My solution is based on two observations -

Firstly note that the total external force acting on the man-boat system (bouyancy and gravity) is zero, and so there is no acceleration. So the combined system remains at rest. In other words the centre of gravity of the system is stationary.

Secondly note that the total turning moment about the centre of gravity is zero. (otherwise the boat would spin!)

Now suppose that the boat is pointing to the right while the man walks from the back to the front of the boat.

With respect to the stationary centre of gravity the boat moves a distance $x$ to the left, and the man moves a distance of $2.5-x$ to the right.

The movement of the boat to the left increases the anti-clockwise moment by $100x$ while the repositioning of the man increases the clockwise moment by $70(2.5-x)$ .

Since the total moment must remain zero, we have

$100x=70(2.5-x)$

which is easily solved to give

$\boxed{x=1.029}$

Clarification.

When the system is in equilibrium the buoyancy force passes through the centre of gravity of the boat, and so does not contribute to the moments in my solution!

Relevant wiki: Conservation of Momentum

Let $x_T$ be Tim's position and $x_B$ the position of the stern. We choose coordinates so that initially $x_T = x_B = 0$ .

There are no external horizontal forces on the system, so the center of mass $x = (m_Tx_T + m_Bx_B)/(m_T + m_B)$ remains constant, i.e. at all times $m_Tx_T + m_Bx_B = 0.$ When Tim reaches the prow, he is a distance of $L = \SI{2.5}{m}$ from the stern of the boat; i.e. $x_T - x_B = L.$ To eliminate $x_T$ , multiply the bottom equation by $m_T$ and subtract the two equations: $(m_B + m_T)x_B = -m_TL.$ Thus the distance over which the boat moves is $|x_B| = \frac{m_T}{m_B + m_T}L = \frac{70}{100+70}\cdot 2.5=\boxed{1.029}\ \text{m}.$

Considering the conservation of momentum, we have:

$\begin{aligned} m_{Tim} v_{Tim} & = \left(m_{boat}+m_{Tim}\right)v_{boat} & \small \color{#3D99F6} \text{where } m = \text{mass and } v= \text{velocity.} \\ 70 v_{Tim} & = \left(100+70\right)v_{boat} \\ \implies v_{boat} & = \frac 7{17} v_{Tim} & \small \color{#3D99F6} \text{If Tim takes }t \text{ s to walk from the stern to prow.} \\ v_{boat} t & = \frac 7{17} v_{Tim} t \\ s_{boat} & = \frac 7{17} s_{Tim} & \small \color{#3D99F6} \text{where }s = \text{displacement.} \\ & = \frac 7{17} \times 2.5 \\ & \approx \boxed{1.029} \text{ m} \end{aligned}$

The boat and man represent a closed system and therefore conservation of energy applies.

The work done in moving the man in one direction must be balanced by the boat moving in the opposite direction. "Every action has an equal and opposite reaction" Work(j) = Mass(kg) × Distance(m)

Arbitrarily choosing one end of the boat as a reference point and assuming the boat shifts x metres relative to the ground, the man must travel 2.5-x (over the ground) to reach the other end.

And so to conserve energy (mass x distance moved) these two things must balance.

100.x - 70 (2.5-x) = 0

(100+70).x = 70 × 2.5

X = 175/170

If point A is the center of mass of the boat, B the center of mass of the person, and C the center of mass of the boat with the person sitting at one end of the boat, then, when the person moves to the other end of the boat, the boat has to move a distance equal with 2AC in order to keep C from moving.
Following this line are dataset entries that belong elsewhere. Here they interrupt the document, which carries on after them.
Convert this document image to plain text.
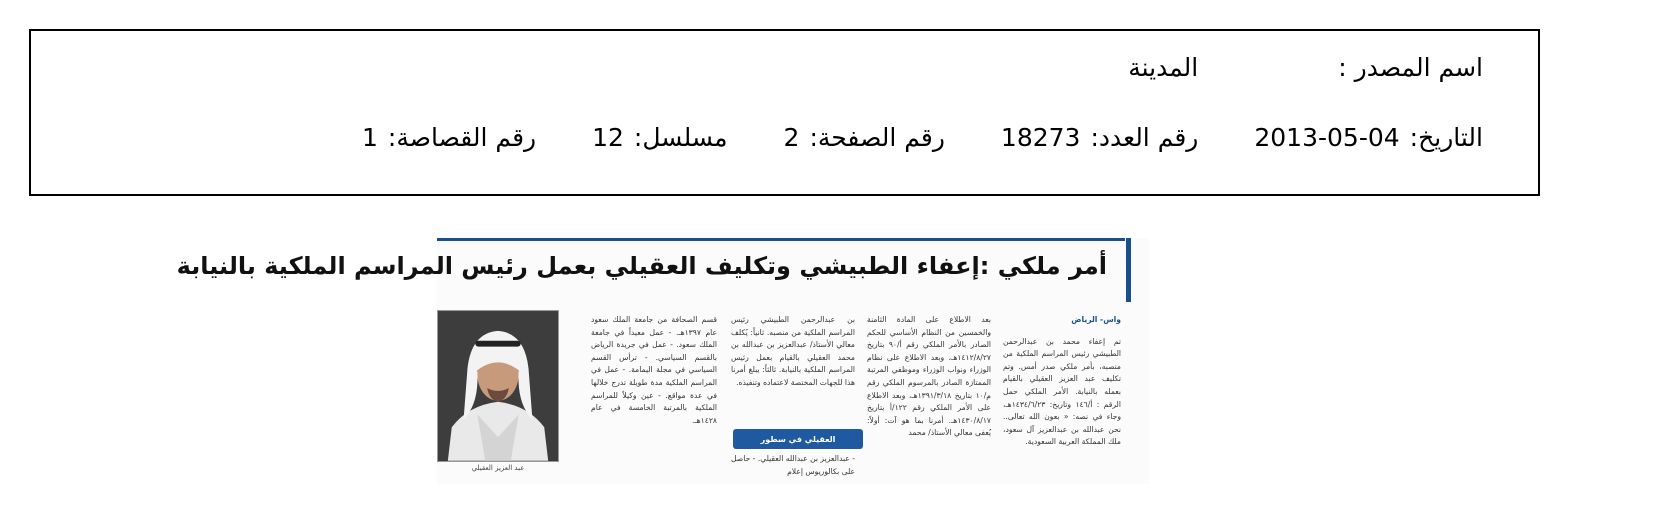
اسم المصدر :
المدينة
التاريخ:
2013-05-04
رقم العدد:
18273
رقم الصفحة:
2
مسلسل:
12
رقم القصاصة:
1
أمر ملكي :إعفاء الطبيشي وتكليف العقيلي بعمل رئيس المراسم الملكية بالنيابة

واس- الرياض

تم إعفاء محمد بن عبدالرحمن الطبيشي رئيس المراسم الملكية من منصبه، بأمر ملكي صدر أمس. وتم تكليف عبد العزيز العقيلي بالقيام بعمله بالنيابة. الأمر الملكي حمل الرقم : أ/١٤٦ وتاريخ: ١٤٣٤/٦/٢٣هـ، وجاء في نصه: « بعون الله تعالى.. نحن عبدالله بن عبدالعزيز آل سعود، ملك المملكة العربية السعودية.

بعد الاطلاع على المادة الثامنة والخمسين من النظام الأساسي للحكم الصادر بالأمر الملكي رقم أ/٩٠ بتاريخ ١٤١٢/٨/٢٧هـ، وبعد الاطلاع على نظام الوزراء ونواب الوزراء وموظفي المرتبة الممتازة الصادر بالمرسوم الملكي رقم م/١٠ بتاريخ ١٣٩١/٣/١٨هـ، وبعد الاطلاع على الأمر الملكي رقم ١٢٢/أ بتاريخ ١٤٣٠/٨/١٧هـ. أمرنا بما هو آت: أولاً: يُعفى معالي الأستاذ/ محمد

بن عبدالرحمن الطبيشي رئيس المراسم الملكية من منصبه. ثانياً: يُكلف معالي الأستاذ/ عبدالعزيز بن عبدالله بن محمد العقيلي بالقيام بعمل رئيس المراسم الملكية بالنيابة. ثالثاً: يبلغ أمرنا هذا للجهات المختصة لاعتماده وتنفيذه.

العقيلي في سطور

- عبدالعزيز بن عبدالله العقيلي. - حاصل على بكالوريوس إعلام

قسم الصحافة من جامعة الملك سعود عام ١٣٩٧هـ. - عمل معيداً في جامعة الملك سعود. - عمل في جريدة الرياض بالقسم السياسي. - ترأس القسم السياسي في مجلة اليمامة. - عمل في المراسم الملكية مدة طويلة تدرج خلالها في عدة مواقع. - عين وكيلاً للمراسم الملكية بالمرتبة الخامسة في عام ١٤٢٨هـ.

عبد العزيز العقيلي
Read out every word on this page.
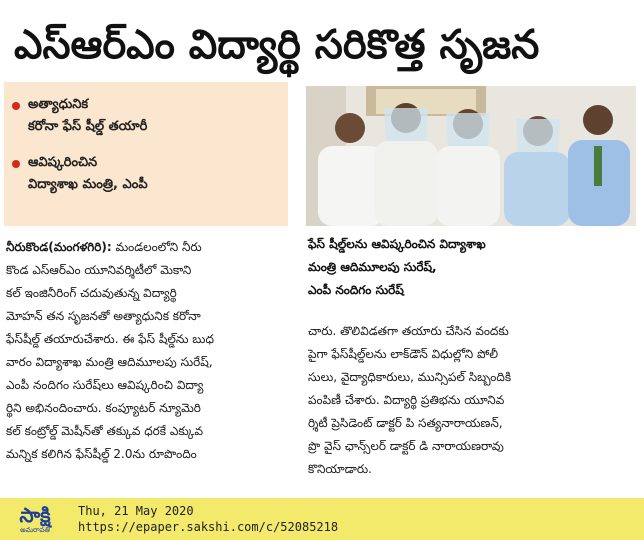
ఎస్‌ఆర్‌ఎం విద్యార్థి సరికొత్త సృజన
అత్యాధునిక
కరోనా ఫేస్ షీల్డ్ తయారీ
ఆవిష్కరించిన
విద్యాశాఖ మంత్రి, ఎంపీ
ఫేస్ షీల్డ్‌లను ఆవిష్కరించిన విద్యాశాఖ
మంత్రి ఆదిమూలపు సురేష్,
ఎంపీ నందిగం సురేష్
నీరుకొండ(మంగళగిరి): మండలంలోని నీరు
కొండ ఎస్‌ఆర్‌ఎం యూనివర్శిటీలో మెకాని
కల్ ఇంజినీరింగ్ చదువుతున్న విద్యార్థి
మోహన్ తన సృజనతో అత్యాధునిక కరోనా
ఫేస్‌షీల్డ్ తయారుచేశారు. ఈ ఫేస్ షీల్డ్‌ను బుధ
వారం విద్యాశాఖ మంత్రి ఆదిమూలపు సురేష్,
ఎంపీ నందిగం సురేష్‌లు ఆవిష్కరించి విద్యా
ర్థిని అభినందించారు. కంప్యూటర్ న్యూమెరి
కల్ కంట్రోల్డ్ మెషీన్‌తో తక్కువ ధరకే ఎక్కువ
మన్నిక కలిగిన ఫేస్‌షీల్డ్ 2.0ను రూపొందిం
చారు. తొలివిడతగా తయారు చేసిన వందకు
పైగా ఫేస్‌షీల్డ్‌లను లాక్‌డౌన్ విధుల్లోని పోలీ
సులు, వైద్యాధికారులు, మున్సిపల్ సిబ్బందికి
పంపిణీ చేశారు. విద్యార్థి ప్రతిభను యూనివ
ర్శిటీ ప్రెసిడెంట్ డాక్టర్ పి సత్యనారాయణన్,
ప్రొ వైస్ ఛాన్స్‌లర్ డాక్టర్ డి నారాయణరావు
కొనియాడారు.
సాక్షి
అమరావతి
Thu, 21 May 2020
https://epaper.sakshi.com/c/52085218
Since AC/1.25 = 70/170, 2AC = 7*2.5/17 = 17.5/17 = 1.029.

The boat’s center of mass (100 kg) is at the origin, and the man’s center of mass (70 kg) is 1.25 m away. The combined system center of mass is therefore (70/170)(1.25) m from the origin. If the man stands at the other end, the system COM is the same distance from the origin, but on the other side. The distance between these points is (70/170)(1.25)(2)= 1.029 m. Since the system COM can’t move without a net external force acting on it, the boat must move this amount.